A chilling fact: over the past century, the Earth has lost 3/4 of its agricultural genetic diversity.

Delphine Caubet | File Environment

From wildflowers to varieties of trees and grasses, the development of once pristine land engenders the loss of many wild species forever; the choices of agribusiness favor a few lab-enhanced varieties, leaving most of the planet’s plants aside.

A mass-extinction of flora, rivaling what’s going on in the animal kingdom, is slipping by, nearly unnoticed.

The transition from subsistence farming to agribusiness has given giant food producers the impetus to select “good genes” over “bad.” The result: we’ve lost entire species of plant life forever.

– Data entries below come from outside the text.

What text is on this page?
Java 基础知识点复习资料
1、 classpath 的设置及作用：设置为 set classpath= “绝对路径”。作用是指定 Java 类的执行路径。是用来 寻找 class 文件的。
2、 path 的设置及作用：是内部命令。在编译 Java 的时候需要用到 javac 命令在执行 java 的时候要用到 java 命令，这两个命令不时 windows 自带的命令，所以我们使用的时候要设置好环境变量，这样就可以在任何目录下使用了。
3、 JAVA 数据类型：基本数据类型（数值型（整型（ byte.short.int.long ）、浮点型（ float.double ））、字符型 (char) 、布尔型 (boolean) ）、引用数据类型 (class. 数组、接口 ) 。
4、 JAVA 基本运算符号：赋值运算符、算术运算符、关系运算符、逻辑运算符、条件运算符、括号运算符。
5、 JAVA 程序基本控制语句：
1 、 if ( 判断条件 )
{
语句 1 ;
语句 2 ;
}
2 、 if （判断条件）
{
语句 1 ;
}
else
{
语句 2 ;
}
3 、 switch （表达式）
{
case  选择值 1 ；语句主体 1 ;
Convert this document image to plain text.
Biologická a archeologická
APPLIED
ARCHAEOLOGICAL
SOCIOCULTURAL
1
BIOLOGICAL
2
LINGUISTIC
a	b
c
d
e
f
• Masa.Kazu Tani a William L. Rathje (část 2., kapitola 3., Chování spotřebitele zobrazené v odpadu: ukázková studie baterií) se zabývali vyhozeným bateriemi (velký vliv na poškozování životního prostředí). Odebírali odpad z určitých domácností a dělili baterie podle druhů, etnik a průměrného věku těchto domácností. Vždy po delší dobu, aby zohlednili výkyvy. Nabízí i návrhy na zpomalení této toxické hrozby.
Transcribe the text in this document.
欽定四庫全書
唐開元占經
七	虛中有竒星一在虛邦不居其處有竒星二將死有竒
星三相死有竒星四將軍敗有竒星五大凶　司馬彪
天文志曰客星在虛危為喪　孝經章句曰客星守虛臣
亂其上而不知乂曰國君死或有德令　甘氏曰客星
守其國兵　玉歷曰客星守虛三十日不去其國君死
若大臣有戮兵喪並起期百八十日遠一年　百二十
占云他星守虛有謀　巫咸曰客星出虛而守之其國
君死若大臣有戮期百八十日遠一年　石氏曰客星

The accent is on production, in bulk quantities. For that to happen, the race is on to produce the most efficient varieties of seed possible. Laboratories across the globe work tirelessly to find the “supergene” that will result in bumper crops.

Super-Tomato

For example, take the “super-tomato.” A lab will select the most productive plant genes, the most blight-resistant genes, the genes that produce the reddest tomato… A winner seed variety has to be able to take root and grow in a wide variety of soils and climates. Which means that farmers in Canada, the U.S., Europe, South America and beyond will end up growing exactly the same type of tomato sold the same way everywhere.

Canada’s agricultural sector works the same way. Focused on a few crops (corn, soy, canola, wheat, apples, etc.) farmers have to produce as much as possible. The whole economy depends on it. There are more than 7 billion mouths to feed, after all. Government regulation means farmers are never free to choose any seed they want.

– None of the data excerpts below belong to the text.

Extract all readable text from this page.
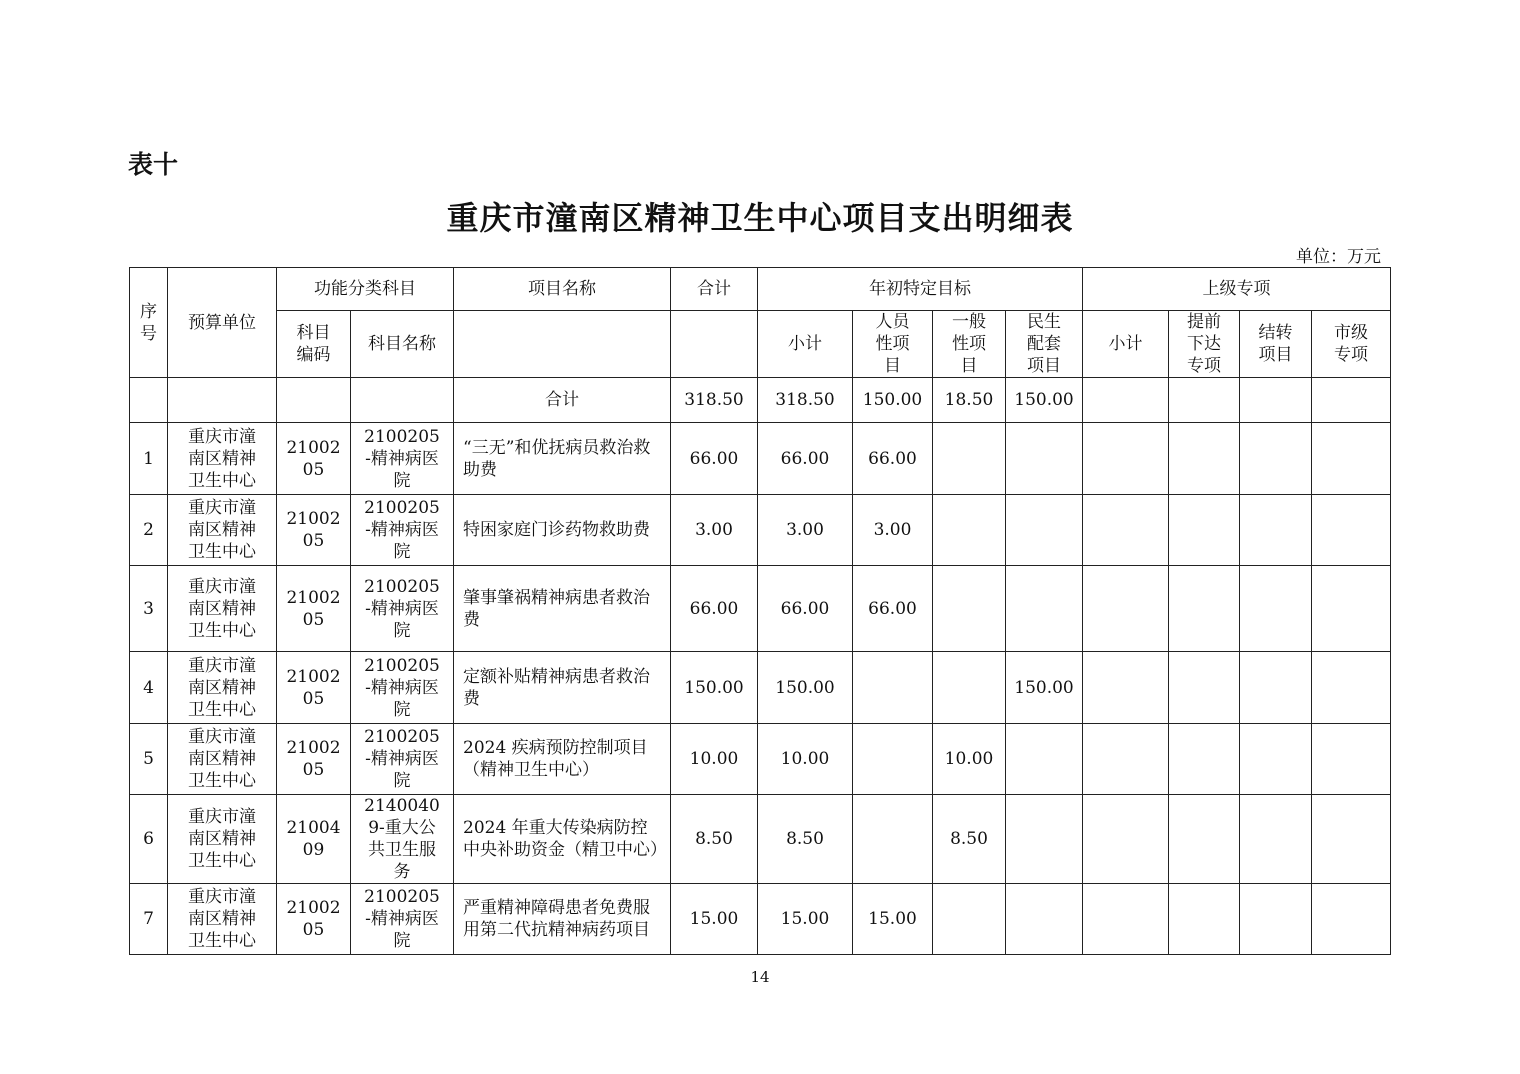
表十
重庆市潼南区精神卫生中心项目支出明细表
单位：万元
序号	预算单位	功能分类科目		项目名称	合计	年初特定目标				上级专项			
		科目编码	科目名称			小计	人员性项目	一般性项目	民生配套项目	小计	提前下达专项	结转项目	市级专项
				合计	318.50	318.50	150.00	18.50	150.00				
1	重庆市潼南区精神卫生中心	2100205	2100205-精神病医院	“三无”和优抚病员救治救助费	66.00	66.00	66.00						
2	重庆市潼南区精神卫生中心	2100205	2100205-精神病医院	特困家庭门诊药物救助费	3.00	3.00	3.00						
3	重庆市潼南区精神卫生中心	2100205	2100205-精神病医院	肇事肇祸精神病患者救治费	66.00	66.00	66.00						
4	重庆市潼南区精神卫生中心	2100205	2100205-精神病医院	定额补贴精神病患者救治费	150.00	150.00			150.00				
5	重庆市潼南区精神卫生中心	2100205	2100205-精神病医院	2024 疾病预防控制项目（精神卫生中心）	10.00	10.00		10.00					
6	重庆市潼南区精神卫生中心	2100409	21400409-重大公共卫生服务	2024 年重大传染病防控中央补助资金（精卫中心）	8.50	8.50		8.50					
7	重庆市潼南区精神卫生中心	2100205	2100205-精神病医院	严重精神障碍患者免费服用第二代抗精神病药项目	15.00	15.00	15.00						
14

This worries Lyne Bellemare. She’s coordinator of the francophone section of Semences du patrimoine, (Seed Heritage) an organization dedicated to preserving agricultural biodiversity. “If we only grow one variety of a plant and it’s attacked by a plant disease, we could lose the whole species,” she says. “Preserving biodiversity means assuring our survival. Disease-resistant growing plants will engender descendants that are hardier, and immunized to microorganisms.”
By limiting genetic choices to super-gene varieties that stand up well in the lab, we’re courting mass extinction. There is no guarantee that these genetically­ modified plants will be able to stand up to future bio-threats. And by leaving other varieties aside, we lose the use of plants that may be able to feed us in future.

Gene Banks

Indeed, 90% of the genetic plant varieties still around today aren’t grown, according to Semences du patrimoine. According to the United Nations’ Food and Agriculture Organization (FAO): “Only 12 vegetable species and 14 animal species are vital to feed the planet, whereas in the past 10,000 species were cultivated for food.”

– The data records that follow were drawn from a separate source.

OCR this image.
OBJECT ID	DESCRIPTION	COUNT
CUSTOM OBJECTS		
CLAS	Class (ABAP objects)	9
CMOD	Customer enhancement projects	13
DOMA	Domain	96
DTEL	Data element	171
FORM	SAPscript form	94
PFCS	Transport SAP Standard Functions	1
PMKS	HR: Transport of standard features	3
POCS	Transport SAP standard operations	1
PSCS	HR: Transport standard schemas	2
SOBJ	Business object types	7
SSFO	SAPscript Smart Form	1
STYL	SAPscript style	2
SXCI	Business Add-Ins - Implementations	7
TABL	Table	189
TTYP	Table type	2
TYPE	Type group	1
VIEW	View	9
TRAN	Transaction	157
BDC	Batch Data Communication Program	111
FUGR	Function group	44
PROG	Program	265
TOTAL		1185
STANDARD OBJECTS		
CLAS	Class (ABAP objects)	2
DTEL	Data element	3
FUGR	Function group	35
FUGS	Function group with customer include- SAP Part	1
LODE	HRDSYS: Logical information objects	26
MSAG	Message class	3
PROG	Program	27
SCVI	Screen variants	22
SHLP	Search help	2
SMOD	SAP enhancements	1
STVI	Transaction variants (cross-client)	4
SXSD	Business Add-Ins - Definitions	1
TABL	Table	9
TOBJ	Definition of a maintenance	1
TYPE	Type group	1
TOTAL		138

Faced with this dire situation, several countries have built up genetic plant material reserves. These “gene banks” freeze and store samples of rare and extinct plant varieties in the form of seeds, but also as whole plants, pollen, and cell cultures. There are now 3 of these gene banks in Canada.

Saskatoon’s gene bank stores 113,000 plant varieties, specializing in the Brassicaceae family (cabbage, turnip, canola, horseradish, mustard, broccoli… ).
Lyne Bellemare explains: “If a cataclysm ever hits, at least we’ll have access to a back-up supply. But if we bring these seeds out and plant them 100 years from now, they’ll no longer be adapted to the soil conditions of the time.” In concrete terms, freezing seeds is one option. But continuing to grow these varieties is a far better option.

Some loss of biodiversity is considered normal. But the massive loss of 75% of the world’s plant varieties is worrisome, say the experts.